We’ve been talking to WFP & FAO for some time now here in Jordan and do think that eventually they’ll make some big pivots to aquaponics in developing contexts. These are big organizations and they take a while to move but we’re starting to see programs like this and HP/AP/AC type integration, and that’s exciting.
“Already, there are various technologies in urban farming and their uptake is growing exponentially. Hydroponics, aeroponics, aquaponics as well as LED lighting, remote management apps, and robotics are becoming the new normal in commercial urban farms.”
More than 500 market players and influencers have been already identified globally. These are from both the public and private sectors, including farming companies, technology providers, research centres, real estate investors, retailers and farmers’ associations.

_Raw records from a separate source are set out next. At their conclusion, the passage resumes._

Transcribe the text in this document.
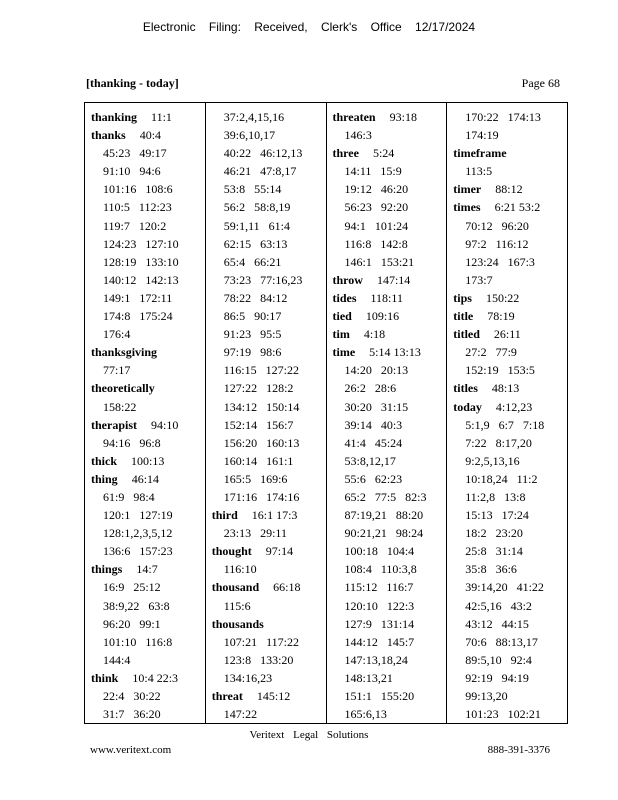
Electronic Filing: Received, Clerk's Office 12/17/2024
[thanking - today]	Page 68
thanking 11:1
thanks 40:4
45:23 49:17
91:10 94:6
101:16 108:6
110:5 112:23
119:7 120:2
124:23 127:10
128:19 133:10
140:12 142:13
149:1 172:11
174:8 175:24
176:4
thanksgiving
77:17
theoretically
158:22
therapist 94:10
94:16 96:8
thick 100:13
thing 46:14
61:9 98:4
120:1 127:19
128:1,2,3,5,12
136:6 157:23
things 14:7
16:9 25:12
38:9,22 63:8
96:20 99:1
101:10 116:8
144:4
think 10:4 22:3
22:4 30:22
31:7 36:20
37:2,4,15,16
39:6,10,17
40:22 46:12,13
46:21 47:8,17
53:8 55:14
56:2 58:8,19
59:1,11 61:4
62:15 63:13
65:4 66:21
73:23 77:16,23
78:22 84:12
86:5 90:17
91:23 95:5
97:19 98:6
116:15 127:22
127:22 128:2
134:12 150:14
152:14 156:7
156:20 160:13
160:14 161:1
165:5 169:6
171:16 174:16
third 16:1 17:3
23:13 29:11
thought 97:14
116:10
thousand 66:18
115:6
thousands
107:21 117:22
123:8 133:20
134:16,23
threat 145:12
147:22
threaten 93:18
146:3
three 5:24
14:11 15:9
19:12 46:20
56:23 92:20
94:1 101:24
116:8 142:8
146:1 153:21
throw 147:14
tides 118:11
tied 109:16
tim 4:18
time 5:14 13:13
14:20 20:13
26:2 28:6
30:20 31:15
39:14 40:3
41:4 45:24
53:8,12,17
55:6 62:23
65:2 77:5 82:3
87:19,21 88:20
90:21,21 98:24
100:18 104:4
108:4 110:3,8
115:12 116:7
120:10 122:3
127:9 131:14
144:12 145:7
147:13,18,24
148:13,21
151:1 155:20
165:6,13
170:22 174:13
174:19
timeframe
113:5
timer 88:12
times 6:21 53:2
70:12 96:20
97:2 116:12
123:24 167:3
173:7
tips 150:22
title 78:19
titled 26:11
27:2 77:9
152:19 153:5
titles 48:13
today 4:12,23
5:1,9 6:7 7:18
7:22 8:17,20
9:2,5,13,16
10:18,24 11:2
11:2,8 13:8
15:13 17:24
18:2 23:20
25:8 31:14
35:8 36:6
39:14,20 41:22
42:5,16 43:2
43:12 44:15
70:6 88:13,17
89:5,10 92:4
92:19 94:19
99:13,20
101:23 102:21
Veritext Legal Solutions
www.veritext.com	888-391-3376
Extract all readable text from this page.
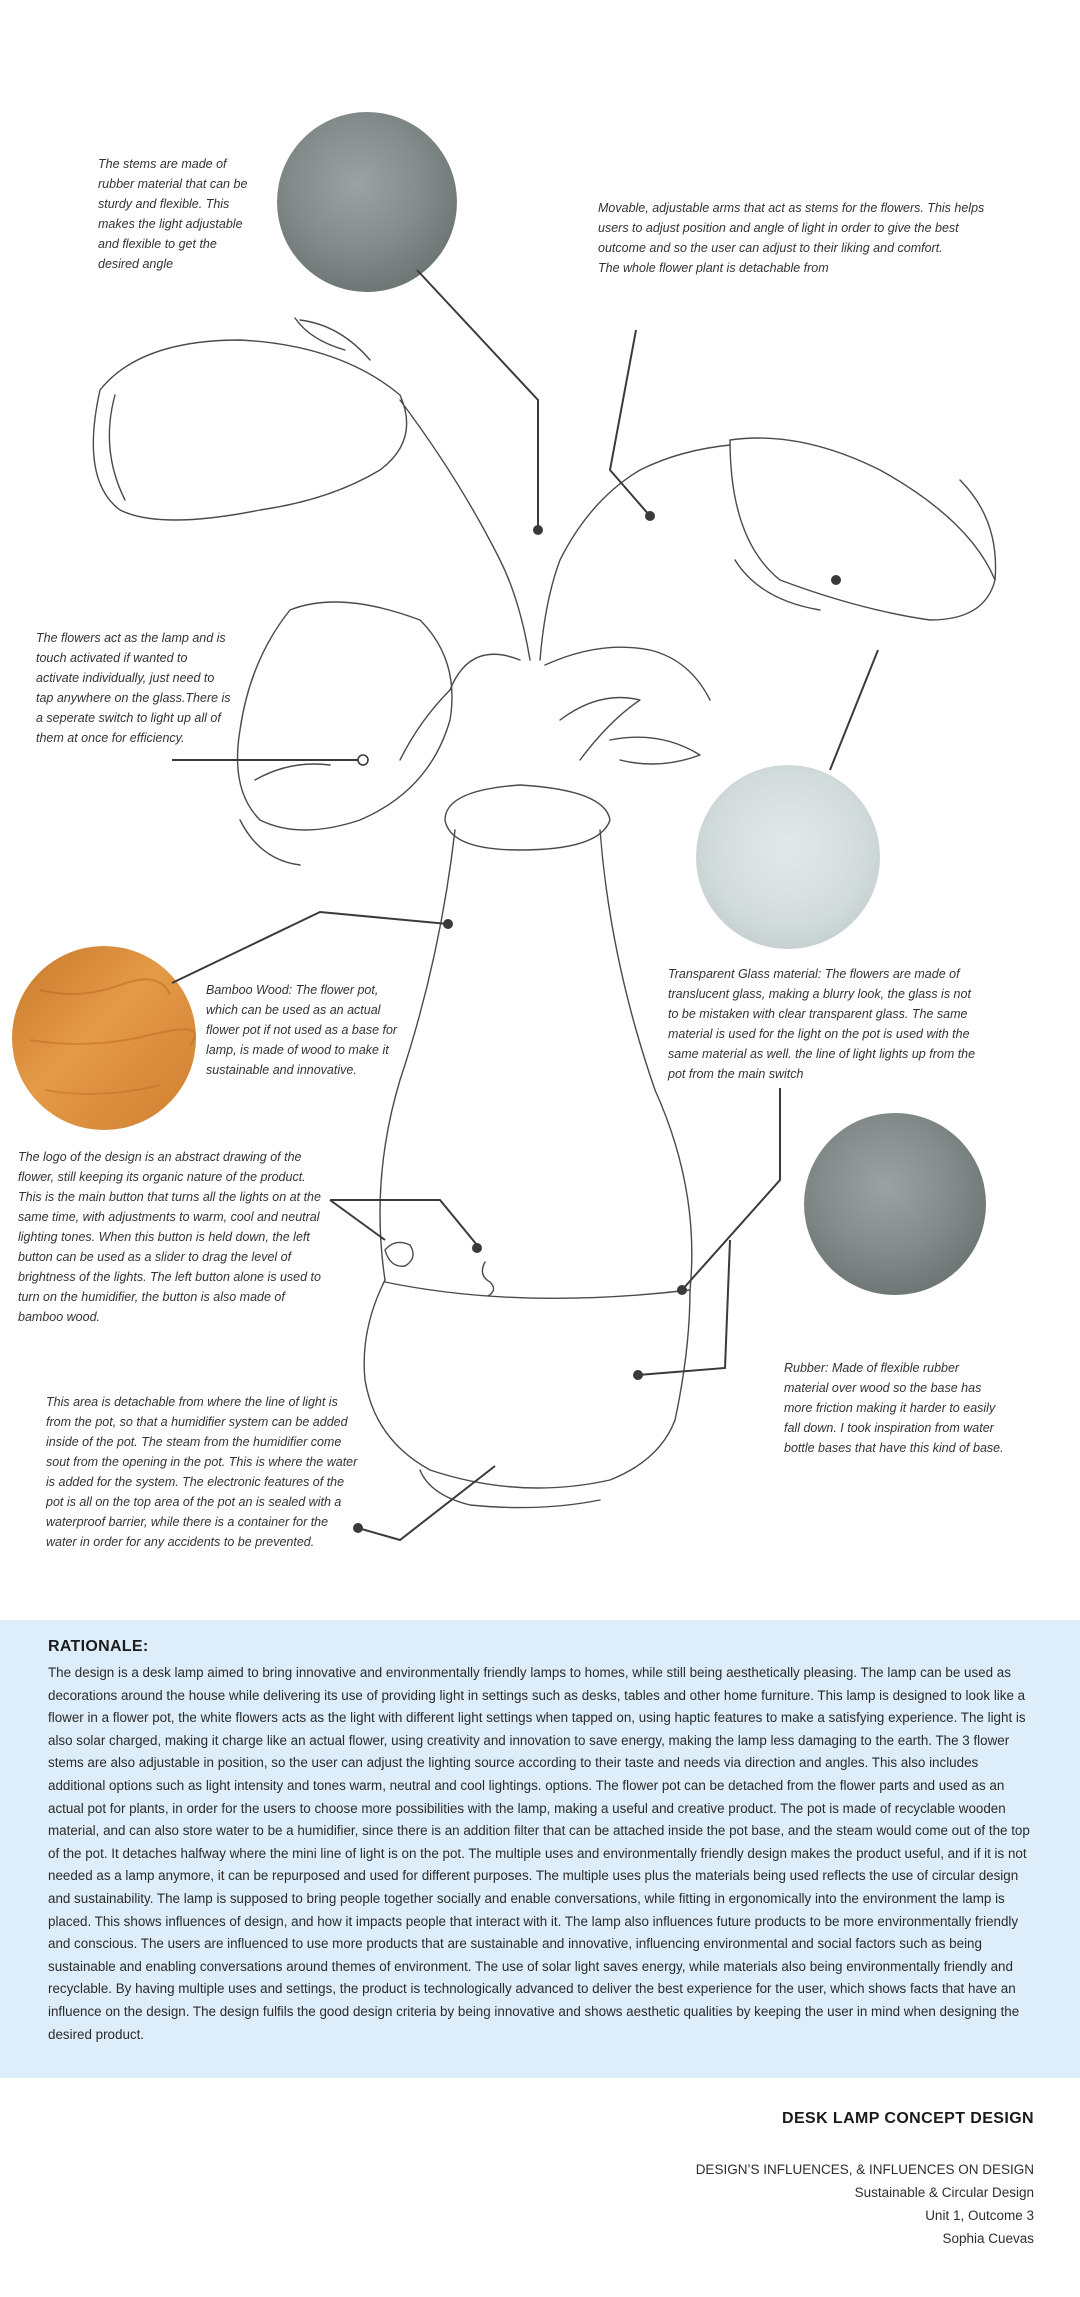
The stems are made of
rubber material that can be
sturdy and flexible. This
makes the light adjustable
and flexible to get the
desired angle

Movable, adjustable arms that act as stems for the flowers. This helps
users to adjust position and angle of light in order to give the best
outcome and so the user can adjust to their liking and comfort.
The whole flower plant is detachable from

The flowers act as the lamp and is
touch activated if wanted to
activate individually, just need to
tap anywhere on the glass.There is
a seperate switch to light up all of
them at once for efficiency.

Transparent Glass material: The flowers are made of
translucent glass, making a blurry look, the glass is not
to be mistaken with clear transparent glass. The same
material is used for the light on the pot is used with the
same material as well. the line of light lights up from the
pot from the main switch

Bamboo Wood: The flower pot,
which can be used as an actual
flower pot if not used as a base for
lamp, is made of wood to make it
sustainable and innovative.

The logo of the design is an abstract drawing of the
flower, still keeping its organic nature of the product.
This is the main button that turns all the lights on at the
same time, with adjustments to warm, cool and neutral
lighting tones. When this button is held down, the left
button can be used as a slider to drag the level of
brightness of the lights. The left button alone is used to
turn on the humidifier, the button is also made of
bamboo wood.

Rubber: Made of flexible rubber
material over wood so the base has
more friction making it harder to easily
fall down. I took inspiration from water
bottle bases that have this kind of base.

This area is detachable from where the line of light is
from the pot, so that a humidifier system can be added
inside of the pot. The steam from the humidifier come
sout from the opening in the pot. This is where the water
is added for the system. The electronic features of the
pot is all on the top area of the pot an is sealed with a
waterproof barrier, while there is a container for the
water in order for any accidents to be prevented.

RATIONALE:

The design is a desk lamp aimed to bring innovative and environmentally friendly lamps to homes, while still being aesthetically pleasing. The lamp can be used as decorations around the house while delivering its use of providing light in settings such as desks, tables and other home furniture. This lamp is designed to look like a flower in a flower pot, the white flowers acts as the light with different light settings when tapped on, using haptic features to make a satisfying experience. The light is also solar charged, making it charge like an actual flower, using creativity and innovation to save energy, making the lamp less damaging to the earth. The 3 flower stems are also adjustable in position, so the user can adjust the lighting source according to their taste and needs via direction and angles. This also includes additional options such as light intensity and tones warm, neutral and cool lightings. options. The flower pot can be detached from the flower parts and used as an actual pot for plants, in order for the users to choose more possibilities with the lamp, making a useful and creative product. The pot is made of recyclable wooden material, and can also store water to be a humidifier, since there is an addition filter that can be attached inside the pot base, and the steam would come out of the top of the pot. It detaches halfway where the mini line of light is on the pot. The multiple uses and environmentally friendly design makes the product useful, and if it is not needed as a lamp anymore, it can be repurposed and used for different purposes. The multiple uses plus the materials being used reflects the use of circular design and sustainability. The lamp is supposed to bring people together socially and enable conversations, while fitting in ergonomically into the environment the lamp is placed. This shows influences of design, and how it impacts people that interact with it. The lamp also influences future products to be more environmentally friendly and conscious. The users are influenced to use more products that are sustainable and innovative, influencing environmental and social factors such as being sustainable and enabling conversations around themes of environment. The use of solar light saves energy, while materials also being environmentally friendly and recyclable. By having multiple uses and settings, the product is technologically advanced to deliver the best experience for the user, which shows facts that have an influence on the design. The design fulfils the good design criteria by being innovative and shows aesthetic qualities by keeping the user in mind when designing the desired product.

DESK LAMP CONCEPT DESIGN
DESIGN’S INFLUENCES, & INFLUENCES ON DESIGN
Sustainable & Circular Design
Unit 1, Outcome 3
Sophia Cuevas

"Various approaches are being applied at the production level, with both vertical and horizontal farming models, and using hydroponics, aeroponics, aquaponics or soil-based modalities. In addition, some companies are investing in technologies, research and development in areas such as LED lighting, greenhouses, growing media, remote management apps, and robotics.
A growing number of municipalities and local governments are investing in community gardens to improve the quality of life for residents. These gardens may also potentially increase resilience to climate change by decreasing the heat island effect in cities and supporting the capacity of cities to manage rainfall drainage."
And a quote from Wafaa:
“Modern urban farming may represent the beginning of a long-lasting change in the agri-food business, although many questions are still to be answered,” said Wafaa El Khoury, FAO Investment Centre Service Chief. “For all its promises, urban agriculture is an exciting yet complex phenomenon that we are addressing holistically and strategically.”